Rêveurs rêvés. Ruth Beckermann, Autriche, 2016, 89 minutes
D’où vient que ce film dégage une telle émotion ?
Du texte qui nous est présenté, la correspondance entre Paul Celan et Ingeborg Bachmann. Des lettres d’amour entre ces deux écrivains, le poète juif autrichien et la femme de lettres. Des lettres de passion. Mais aussi des lettres de séparation, d’éloignement. Séparation dans l’espace, lui à Paris, elle à Vienne, pour la majeure partie de cette correspondance. Mais aussi éloignement de leur vie, qui chacune suit son cours particulier. Vont-ils se retrouver ? peuvent-ils se retrouver ? Toute la tension qui émane de ces lettres tient dans la distance qu’il y a entre eux. Et il faut bien sûr entendre le mot distance dans tous ses sens. Une distance qui ne pourra que s’accroître au fil du temps. De longues années, plus de vingt ans. Mais une distance qui ne pourra les séparer complètement. Jusqu’à leur mort.

Mais il y a plus. Il y a les acteurs. L’actrice et l’acteur. Qui lisent les lettres de Ingeborg et de Paul, devant les micros d’un studio d’enregistrement sonore. Chacun à tour de rôle nous donne à entendre ces lettres qui se répondent et qui tissent le film d’une vie. Une vie d’amour et de séparation.

Et par le jeu de leur diction – la perfection de la diction – nous entrons dans cette vie, dans cet amour, dans le désir de la rencontre, dans la souffrance de la séparation et les incompréhensions qu’elle suscite.

Mais il y a plus. Car nous sentons que peu à peu les acteurs entrent de plus en plus dans les deux personnages dont ils sont en train d’oraliser, d’exprimer -mais de jouer -les sentiments, l’amour et la souffrance. Peu à peu ils deviennent Paul et Ingeborg. Et cela bien sûr est dû à leur qualité de comédiens qui se concentrent au maximum sur leur texte, sur son sens. Mais pas seulement.

Car nous sommes dans un film et non dans le studio d’enregistrement (ou sur une scène de théâtre). Et donc cette présence du poète et de l’écrivaine – la présence de leur séparation – qui s’incarne dans la proximité entre l’actrice et l’acteur, est due à la qualité du filmage – à la perfection du filmage. Ces gros plans – des très gros plan même parfois – sur les visages, leur voix qui est comme matérialisée dans l’image et ces moments de silence où la concentration est visible, palpable.

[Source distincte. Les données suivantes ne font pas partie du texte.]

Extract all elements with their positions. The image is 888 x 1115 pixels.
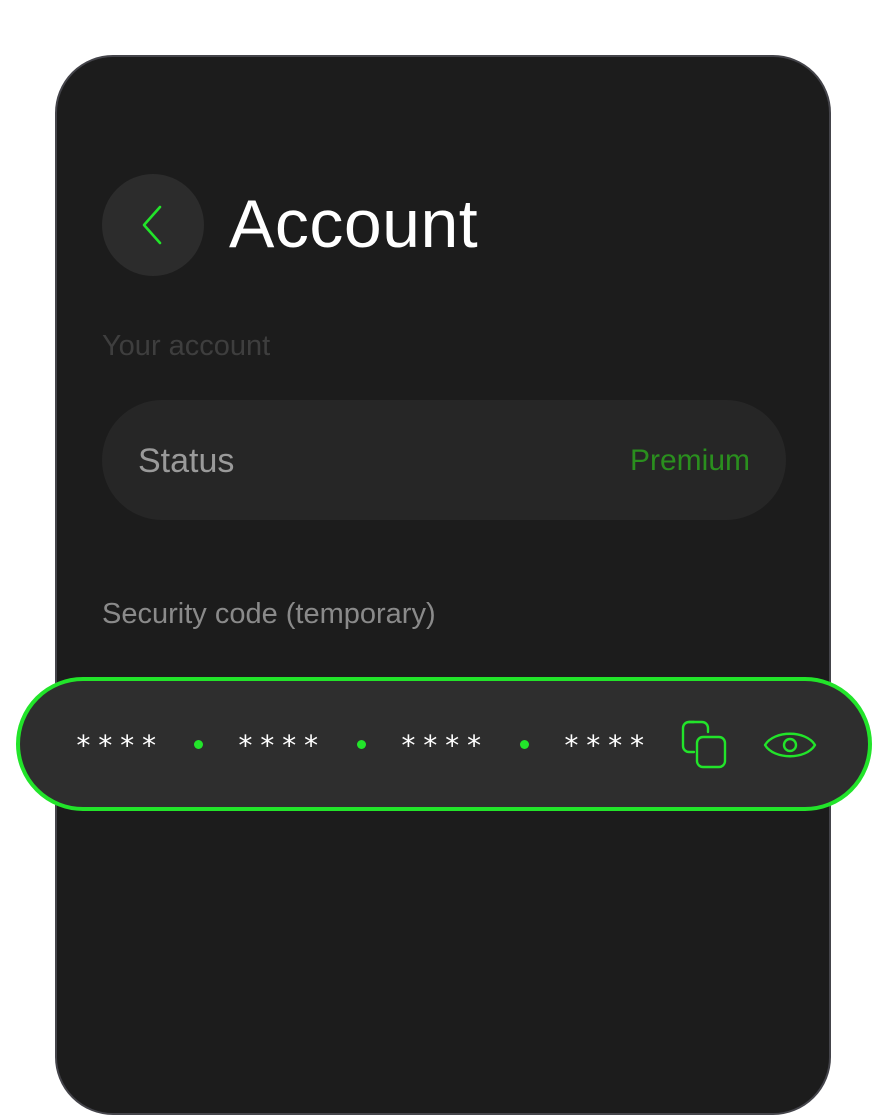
status-value: Premium xyxy=(629,444,750,477)
reveal-button[interactable] xyxy=(762,726,818,769)
chevron-left-icon xyxy=(142,205,162,245)
section-label-security-code: Security code (temporary) xyxy=(102,598,436,630)
security-code-field[interactable]: **** **** **** **** xyxy=(16,677,872,811)
back-button[interactable] xyxy=(102,174,204,276)
eye-icon xyxy=(763,732,817,758)
status-row[interactable]: Status Premium xyxy=(102,400,786,520)
code-separator-dot xyxy=(357,740,366,749)
status-label: Status xyxy=(138,442,235,480)
code-group-4: **** xyxy=(563,729,651,762)
code-group-1: **** xyxy=(75,729,163,762)
code-group-2: **** xyxy=(237,729,325,762)
copy-button[interactable] xyxy=(680,719,730,776)
section-label-your-account: Your account xyxy=(102,330,271,362)
code-separator-dot xyxy=(520,740,529,749)
copy-icon xyxy=(681,720,727,769)
code-group-3: **** xyxy=(400,729,488,762)
page-title: Account xyxy=(229,186,479,262)
code-separator-dot xyxy=(194,740,203,749)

La comédienne te le comédien sont rarement filmés ensemble dans le même plan. Car bien sûr quand les auteurs des lettres écrivent ils sont séparés. Mais le travail de la comédienne et du comédien n’est si pertinent que parce que l’autre à qui ils s’adressent est là, présent dans le studio, tout près devant son propre micro. Une présence que concrétise à chaque plan, leur regard. Pas une fois ils ne regardent la caméra. Leur regard est toujours dirigé vers l’autre, celle et celui à qui la lettre est adressée.

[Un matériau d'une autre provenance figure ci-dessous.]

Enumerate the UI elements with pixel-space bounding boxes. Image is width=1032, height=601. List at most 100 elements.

Rarement nous quittons cette situation d’enregistrement. Une seule fois un homme – technicien, ingénieur du son, producteur ? – intervient pour régler les micros. Dans un autre plan, il y a quelques personnes présentes dans la cafétéria où les deux acteurs se rendent. Mais pour tout le reste – pour pratiquement tout le film donc – nous ne sortons pas de leur face à face dans le studio. Un studio que nous ne quittons que pour de brefs moments de pose, où – souvent assis côte à côte – ils fument une cigarette, se détendent. Rarement ils commentent la relation de Paul et Ingeborg, leurs sentiments. Ces sentiments, les ressentent-ils l’un pour l’autre ? Ils ne le disent pas. Mais leur proximité tout au long du film, et la façon dont ils sont filmés, ne peut que nous le suggérer.

Au fond, ce film sur une correspondance amoureuse est surtout un film sur le travail des acteurs. Sur leur technicité dans le travail de diction bien sûr. Mais surtout sur ce que c’est qu’être acteur. Sur l’inévitable interférence entre leur propre vie et celle des personnages qu’ils incarnent, et qu’ils rendent présents seulement par les textes qu’ils lisent. Si leur lecture est si expressive, si chargée d’émotion, c’est bien parce qu’ils vivent dans ce travail en commun quelque chose de commun, de l’ordre de l’émotion. Et c’est bien cela le sujet du film.